The euro strengthened against its most major counterparts in the European session on Wednesday, as Eurozone inflation improved in June, dashing hopes for an imminent rate cut by the European Central Bank.
Final data from Eurostat showed that consumer prices rose by a revised 1.3 percent year-on-year in June, slightly faster than the 1.2 percent rise in May. The flash estimate showed a steady growth of 1.2 percent in June.
Core inflation that excludes energy, food, alcohol and tobacco, increased to 1.1 percent, as initially estimated, from 0.8 percent in May.
Separate data showed that Eurozone construction output declined for the third straight month in May.
Construction output fell 0.3 percent month-on-month in May, smaller than the 1.7 percent decrease seen in April. This was the third consecutive decline in production.

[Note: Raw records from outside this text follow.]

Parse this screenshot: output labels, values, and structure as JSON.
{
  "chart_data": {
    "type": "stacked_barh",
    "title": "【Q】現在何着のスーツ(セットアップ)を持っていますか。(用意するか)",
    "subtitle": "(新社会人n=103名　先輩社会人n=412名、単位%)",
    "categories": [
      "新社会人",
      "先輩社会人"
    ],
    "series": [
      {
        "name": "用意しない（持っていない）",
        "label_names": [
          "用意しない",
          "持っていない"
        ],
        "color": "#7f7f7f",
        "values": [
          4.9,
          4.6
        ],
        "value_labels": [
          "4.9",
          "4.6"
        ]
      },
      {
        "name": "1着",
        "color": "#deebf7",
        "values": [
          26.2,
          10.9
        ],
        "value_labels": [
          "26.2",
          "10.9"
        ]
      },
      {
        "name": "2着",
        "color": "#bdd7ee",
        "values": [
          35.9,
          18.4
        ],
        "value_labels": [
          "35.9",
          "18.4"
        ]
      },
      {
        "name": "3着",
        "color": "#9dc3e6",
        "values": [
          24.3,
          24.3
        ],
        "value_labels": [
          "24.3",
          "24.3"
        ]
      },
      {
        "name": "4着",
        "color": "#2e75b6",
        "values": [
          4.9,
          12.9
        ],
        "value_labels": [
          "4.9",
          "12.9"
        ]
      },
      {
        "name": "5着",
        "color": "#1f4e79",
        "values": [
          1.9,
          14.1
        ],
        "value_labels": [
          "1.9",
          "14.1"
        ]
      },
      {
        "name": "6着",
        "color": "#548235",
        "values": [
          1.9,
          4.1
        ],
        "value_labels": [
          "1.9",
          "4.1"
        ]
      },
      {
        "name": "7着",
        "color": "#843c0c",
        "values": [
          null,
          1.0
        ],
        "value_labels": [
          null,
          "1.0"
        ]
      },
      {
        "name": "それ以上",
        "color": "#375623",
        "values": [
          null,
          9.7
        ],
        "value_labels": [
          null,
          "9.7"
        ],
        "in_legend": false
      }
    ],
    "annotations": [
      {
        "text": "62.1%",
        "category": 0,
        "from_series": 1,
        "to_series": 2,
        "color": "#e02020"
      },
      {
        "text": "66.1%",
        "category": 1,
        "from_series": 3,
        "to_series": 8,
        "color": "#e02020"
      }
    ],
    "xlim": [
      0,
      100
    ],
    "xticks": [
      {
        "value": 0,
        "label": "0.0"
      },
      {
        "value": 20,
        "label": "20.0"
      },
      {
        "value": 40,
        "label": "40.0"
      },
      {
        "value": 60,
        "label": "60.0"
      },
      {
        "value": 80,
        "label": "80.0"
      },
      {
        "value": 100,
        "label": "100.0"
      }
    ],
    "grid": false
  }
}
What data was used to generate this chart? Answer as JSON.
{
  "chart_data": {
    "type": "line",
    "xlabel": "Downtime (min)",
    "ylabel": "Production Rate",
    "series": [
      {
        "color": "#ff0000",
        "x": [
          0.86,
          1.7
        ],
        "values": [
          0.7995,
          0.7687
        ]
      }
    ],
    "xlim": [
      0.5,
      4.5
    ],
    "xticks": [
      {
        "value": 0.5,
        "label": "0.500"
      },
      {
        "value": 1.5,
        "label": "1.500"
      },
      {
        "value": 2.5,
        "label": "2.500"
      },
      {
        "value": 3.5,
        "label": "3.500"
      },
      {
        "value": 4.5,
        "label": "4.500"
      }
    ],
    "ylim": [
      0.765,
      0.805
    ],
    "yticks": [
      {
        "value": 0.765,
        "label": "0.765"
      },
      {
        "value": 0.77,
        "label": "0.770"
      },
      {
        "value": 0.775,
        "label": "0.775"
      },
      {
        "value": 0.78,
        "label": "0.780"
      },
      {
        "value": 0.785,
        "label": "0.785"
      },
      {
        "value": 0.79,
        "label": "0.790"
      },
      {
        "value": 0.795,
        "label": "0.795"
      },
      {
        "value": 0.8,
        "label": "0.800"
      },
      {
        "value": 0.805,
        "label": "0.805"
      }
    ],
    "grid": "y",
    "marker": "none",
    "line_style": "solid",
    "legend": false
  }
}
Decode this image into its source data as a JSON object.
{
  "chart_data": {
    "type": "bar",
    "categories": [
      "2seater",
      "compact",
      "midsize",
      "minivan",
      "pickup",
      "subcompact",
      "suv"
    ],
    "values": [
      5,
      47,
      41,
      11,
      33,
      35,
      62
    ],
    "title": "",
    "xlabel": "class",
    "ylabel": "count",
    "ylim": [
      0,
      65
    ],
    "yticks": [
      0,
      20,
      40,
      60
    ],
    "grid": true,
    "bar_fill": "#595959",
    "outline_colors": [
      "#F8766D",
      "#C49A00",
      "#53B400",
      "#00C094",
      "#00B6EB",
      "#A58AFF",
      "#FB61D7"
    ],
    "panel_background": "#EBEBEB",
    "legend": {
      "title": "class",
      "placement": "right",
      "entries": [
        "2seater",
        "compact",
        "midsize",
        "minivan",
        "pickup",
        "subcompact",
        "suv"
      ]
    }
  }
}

Meanwhile, European shares dropped as trade worries resurfaced and investors awaited cues from the U.S. earnings season.
Robust U.S. retail sales data released overnight helped lower expectations of an interest rate cut by the U.S. Federal Reserve.
The euro held steady against its major rivals in the Asian session, barring the yen.
The euro climbed to 1.1222 against the greenback, from an early 8-day low of 1.1200. The euro is likely to find resistance around the 1.14 level.
The euro strengthened to a 5-day high of 1.1111 against the franc, from Tuesday's closing value of 1.1074. The next possible resistance for the euro is seen around the 1.13 level.
The European currency appreciated to 121.49 against the yen, from a low of 121.20 it touched at 10:45 pm ET. Continuation of the euro's uptrend may see it challenging resistance around the 123.00 mark.
Fitch Ratings retained Japan's sovereign ratings at 'A' with a 'stable' outlook.
The agency said the ".ratings balance the strengths of an advanced and wealthy economy, with high governance standards and strong public institutions, against weak medium-term growth prospects and high public debt."
The euro appreciated to a 2-day high of 1.6017 against the aussie, following a decline to 1.5971 at 8:15 pm ET. If the euro rises further, 1.63 is seen as its next resistance level.
Data from Westpac showed that Australia's leading index improved in June but remained consistently negative.
The Westpac- Melbourne Institute Leading Index that indicates likely pace of economic activity over the next nine months, rose to -0.02 percent in June from -0.47 percent in May.
The single currency recovered to 1.4669 against the loonie, from a low of 1.4635 hit at 2:45 am ET. On the upside, 1.485 is possibly seen as the next resistance for the euro.
In contrast, the euro held steady against the pound, after having eased from more than a 6-month high of 0.9051 seen at 3:00 am ET. At yesterday's close, the pair was worth 0.9035.
Data from the Office for National Statistics showed that UK consumer price inflation remained stable in June.
Consumer prices increased 2 percent year-on-year in June, the same pace of growth as seen in May and in line with expectations.
The euro fell to a 3-month low of 1.6666 against the kiwi and held steady thereafter. The pair was worth 1.6724 at yesterday's close.
Looking ahead, Federal Reserve's Biege book report is set to be released in the New York session.